Nothing was touched - also not touched according to file date stamps (as seen in windows explorer).

But I appreciate that if you leave any editor on-screen with a file open, a slip of the finger on a keyboard can "do stuff". But this should not change a file if you don't then save it.

The error was an obscure one, which I could not get my head round (not my code), to do with a typedef being "external" in a .h file (no idea why not include the .h file containing the real one, or why the typedef was not being exported from the .h in which it was). I don't really understand the intricacies of this stuff so I avoid this sort of thing in my own code. But it compiled the day before! This suggests that files can be changed and don't get recompiled after the change. Well, many times doing a Clean Project and then Build Project does mysteriously fix stuff.

Exiting Cube asked if I want to save a couple of files, suggesting they were edited, and I unchecked both and exited the program. I also found that some of the open files could not be closed by clicking on the cross (obviously this is a bug).

Also I lost the default window configuration.

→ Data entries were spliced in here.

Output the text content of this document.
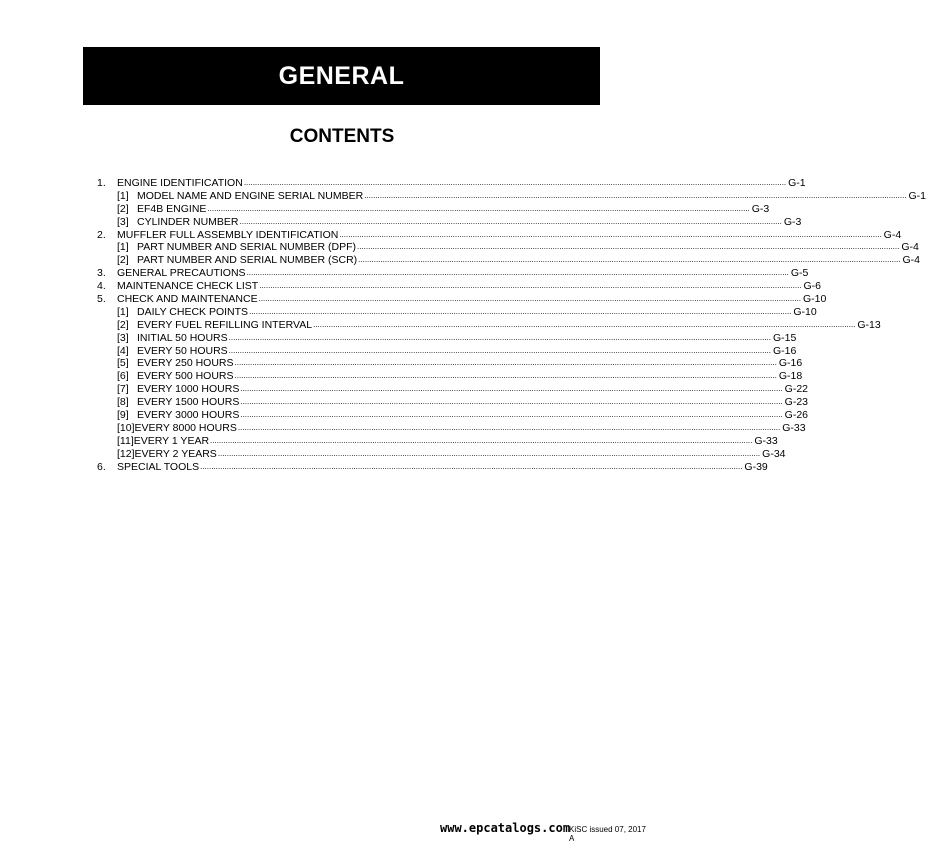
GENERAL
CONTENTS
1.	ENGINE IDENTIFICATION .....	G-1
[1] MODEL NAME AND ENGINE SERIAL NUMBER .....	G-1
[2] EF4B ENGINE .....	G-3
[3] CYLINDER NUMBER .....	G-3
2.	MUFFLER FULL ASSEMBLY IDENTIFICATION .....	G-4
[1] PART NUMBER AND SERIAL NUMBER (DPF) .....	G-4
[2] PART NUMBER AND SERIAL NUMBER (SCR) .....	G-4
3.	GENERAL PRECAUTIONS .....	G-5
4.	MAINTENANCE CHECK LIST .....	G-6
5.	CHECK AND MAINTENANCE .....	G-10
[1] DAILY CHECK POINTS .....	G-10
[2] EVERY FUEL REFILLING INTERVAL .....	G-13
[3] INITIAL 50 HOURS .....	G-15
[4] EVERY 50 HOURS .....	G-16
[5] EVERY 250 HOURS .....	G-16
[6] EVERY 500 HOURS .....	G-18
[7] EVERY 1000 HOURS .....	G-22
[8] EVERY 1500 HOURS .....	G-23
[9] EVERY 3000 HOURS .....	G-26
[10] EVERY 8000 HOURS .....	G-33
[11] EVERY 1 YEAR .....	G-33
[12] EVERY 2 YEARS .....	G-34
6.	SPECIAL TOOLS .....	G-39
KiSC issued 07, 2017 A
www.epcatalogs.com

Took me a while to work out how to get it back.

I have backups almost daily of the whole project directory, to a network drive, but need to make sure I really do them daily :)

ataradov:
I'll tell you a secret - any manufacturer provided tools and frameworks are crap. They are a cost center, they don't directly generate money, they cost money. So they are maintained to the level that is mostly acceptable, but no more. There is no real incentive to make them excellent, it will not result in more sales.

SiliconWizard:

--- Quote from: ataradov on July 28, 2021, 09:16:23 pm ---I'll tell you a secret - any manufacturer provided tools and frameworks are crap. They are a cost center, they don't directly generate money, they cost money. So they are maintained to the level that is mostly acceptable, but no more. There is no real incentive to make them excellent, it will not result in more sales.

--- End quote ---

Yes, that is true. Especially since, as you can read here and elsewhere, many professionals actually use other tools than the vendor provided ones. Vendors know this, and know that customers buying the most parts usually don't care about the crap IDEs and code generators they provide.

So, for the OP, do as you wish of course, but if I were you, I would take this mishap as an opportunity to switch to better tools and say goodbye to ST Cube forever. It will take you some time and effort, but will be worth it. ;D

evb149:
You can always implement 'make' or comparable external build support for your project.
Then it is easier to set up a CI/CD system and generally be able to get reproducible builds
independent of what the IDE state is, it'll only depend on what is actually on disc in the source areas at the time.

thm_w:
CubeIDE came from a commercial product, Atollic TrueSTUDIO. So its not really the same as in house developed IDEs.
But you are free to use many other IDEs available for STM32.

Are you using version control? Then you will actually know what might have changed instead of guessing.